In my humble opinion, no self-respecting town can exist without an outstanding coffee shop. Dudley has quickly learned that my highest priority, as soon as our boat is docked, is to inquire about and/or research the local coffee shops. But Yelp reviews only go so far. The Cheryl-Approved-Coffee Shop needs several different seating areas, electrical outlets near those seating areas, strong wifi, a welcoming atmosphere for non-locals (no turned-up noses and raised eyebrows when the door squeaks open), and fabulous decaf coffee. Yes, I only drink decaf. Don’t shake your head.
We scouted out the perfect coffee shop in Beaufort on Sunday afternoon, but time was tight so we returned to Common Ground on Monday to savor its offerings. Dudley doesn’t drink coffee so he set out to find the local bookstore to buy a memoir by local resident Pat Conroy, The Water is Wide. Captain D remembers liking the movie Conrack, which is based on the book and stars Jon Voight.
While he was shopping, I sunk into a comfy leather chair to enjoy my coffee and look out over the waterfront park. My eyes were drawn to the colorful umbrellas lined up along the plaza by a local hospice.
The sun peeked through the Spanish Moss as kids squealed with laughter playing on the expansive public lawn. Joggers ran along the promenade while others were swinging (yes swinging) nearby. It felt like I had just entered Seurat’s painting “A Sunday on La Grande Jatte” but it was Monday in Beautiful Beaufort. Absolutely beautiful.
My only regret is that I didn’t visit this coffee shop sooner, and stay longer. It gets a 5-star rating from me. It even has a fireplace. Well, sorta. The fire is fake, but it still gives that ambiance that is so welcomed on a brisk fall day. I wrote a few postcards, made an entry in my journal, and then scurried to the post office that was across the street from The Baptist Church of Beaufort, which enabled me to get an exterior photo of the church that so warmly greeted me the day before.

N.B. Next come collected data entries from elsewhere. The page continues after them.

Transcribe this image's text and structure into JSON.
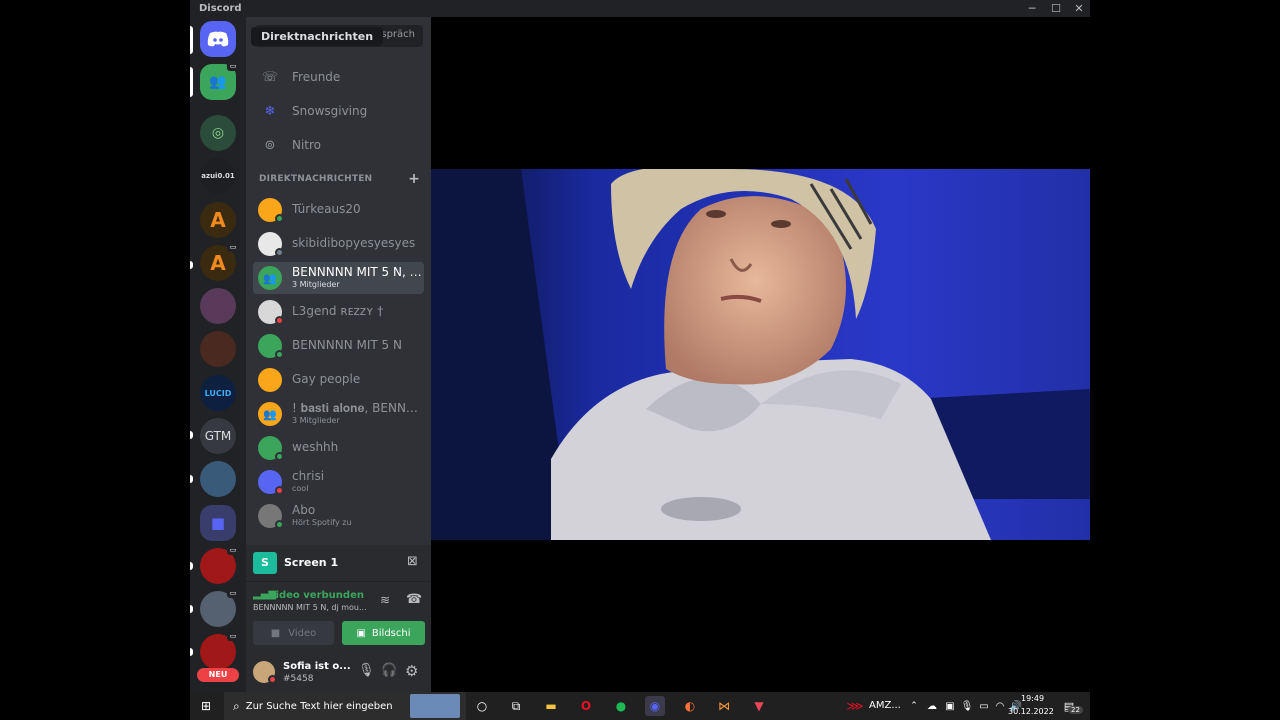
{
  "window": {
    "title": "Discord",
    "minimize": "─",
    "maximize": "☐",
    "close": "✕"
  },
  "guilds": [
    {
      "label": "",
      "color": "#5865f2",
      "icon": "discord-icon"
    },
    {
      "label": "",
      "color": "#3ba55c",
      "icon": "group-icon"
    },
    {
      "label": "",
      "color": "#2c4c3b",
      "icon": "server-icon"
    },
    {
      "label": "azui0.01",
      "color": "#1e1f22"
    },
    {
      "label": "A",
      "color": "#3a2a10"
    },
    {
      "label": "A",
      "color": "#3a2a10"
    },
    {
      "label": "",
      "color": "#5a3a5a"
    },
    {
      "label": "",
      "color": "#4a2a20"
    },
    {
      "label": "LUCID",
      "color": "#0d2040"
    },
    {
      "label": "GTM",
      "color": "#36393f"
    },
    {
      "label": "",
      "color": "#3a5a7a"
    },
    {
      "label": "",
      "color": "#5865f2",
      "icon": "folder-icon"
    },
    {
      "label": "",
      "color": "#a01818"
    },
    {
      "label": "",
      "color": "#556070"
    },
    {
      "label": "",
      "color": "#a01818"
    }
  ],
  "new_badge": "NEU",
  "search": {
    "placeholder": "Gespräch",
    "tooltip": "Direktnachrichten"
  },
  "nav": [
    {
      "label": "Freunde",
      "icon": "friends-icon"
    },
    {
      "label": "Snowsgiving",
      "icon": "snowflake-icon"
    },
    {
      "label": "Nitro",
      "icon": "nitro-icon"
    }
  ],
  "dm_header": "DIREKTNACHRICHTEN",
  "dms": [
    {
      "name": "Türkeaus20",
      "sub": "",
      "color": "#faa61a",
      "status": "#3ba55c"
    },
    {
      "name": "skibidibopyesyesyes",
      "sub": "",
      "color": "#e8e8e8",
      "status": "#747f8d"
    },
    {
      "name": "BENNNNN MIT 5 N, dj...",
      "sub": "3 Mitglieder",
      "color": "#3ba55c",
      "status": ""
    },
    {
      "name": "L3gend ʀᴇᴢᴢʏ †",
      "sub": "",
      "color": "#d8d8d8",
      "status": "#ed4245"
    },
    {
      "name": "BENNNNN MIT 5 N",
      "sub": "",
      "color": "#3ba55c",
      "status": "#3ba55c"
    },
    {
      "name": "Gay people",
      "sub": "",
      "color": "#faa61a",
      "status": ""
    },
    {
      "name": "! 𝐛𝐚𝐬𝐭𝐢 𝐚𝐥𝐨𝐧𝐞, BENNN...",
      "sub": "3 Mitglieder",
      "color": "#faa61a",
      "status": ""
    },
    {
      "name": "weshhh",
      "sub": "",
      "color": "#3ba55c",
      "status": "#3ba55c"
    },
    {
      "name": "chrisi",
      "sub": "cool",
      "color": "#5865f2",
      "status": "#ed4245"
    },
    {
      "name": "Abo",
      "sub": "Hört Spotify zu",
      "color": "#777777",
      "status": "#3ba55c"
    }
  ],
  "stream": {
    "label": "Screen 1",
    "avatar_letter": "S"
  },
  "voice": {
    "status": "Video verbunden",
    "channel": "BENNNNN MIT 5 N, dj mou...",
    "video_label": "Video",
    "screen_label": "Bildschi"
  },
  "user": {
    "name": "Sofia ist o...",
    "tag": "#5458"
  },
  "taskbar": {
    "search_placeholder": "Zur Suche Text hier eingeben",
    "tray_label": "AMZ...",
    "time": "19:49",
    "date": "30.12.2022",
    "notifications": "22"
  }
}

Dudley returned from shopping and we walked a few blocks to meet a friend of a friend, who lives in Tabby Manse, one of the signature historic homes of Beaufort, built in 1786. Tabby Manse is also the childhood home of Richard Fuller, the former pastor of the abovementioned church I visited on Sunday, and the former pastor of my recent two churches in Baltimore, Seventh Baptist and Woodbrook Baptist (see blog post Days 34-35). Yes, the history lesson continues and it gets sweeter.
We were warmly greeted by George, Barbara, and dog Moses, and a very welcoming fire in the library’s fireplace. There were a few chuckles exchanged when wine was offered to this Baptist, and I eagerly accepted, as did Dudley. Conversation was easy, and I was instantly grateful that friend (and former pastor) John Roberts had connected us with this gracious host and link to local history. George has owned Tabby Manse for 46 years, and raised three children in the historic house. As he gave us a tour, we marveled at the exquisite architectural detailing, especially the 32” thick tabby walls composed of oyster shells and lime mortar, an early local building material in Beaufort.
When the tour concluded, we decided that an impromptu dinner was in order and we all dined at Saltus, yet another fabulous restaurant in Beaufort. Afterwards, George and Barbara drove us back to the marina and accepted our invitation to tour our waterfront home. Not quite the historic tour of a 229-year old house, but Belle Bateau did impress them with the fine detailing of an 18-year old classic Canadian yacht.
After they left, I opened the book George had given us at the close of the house tour. Tabby Manse graces the cover of the Beautiful Beaufort by the Sea Guidebook. And I know that we’ll be back to Beaufort and will use this book as our guide to tour other parts of the city that we didn’t get to visit this time. I hope we return as early as next spring, on our way north. There is much left to explore in this beautiful seaside town.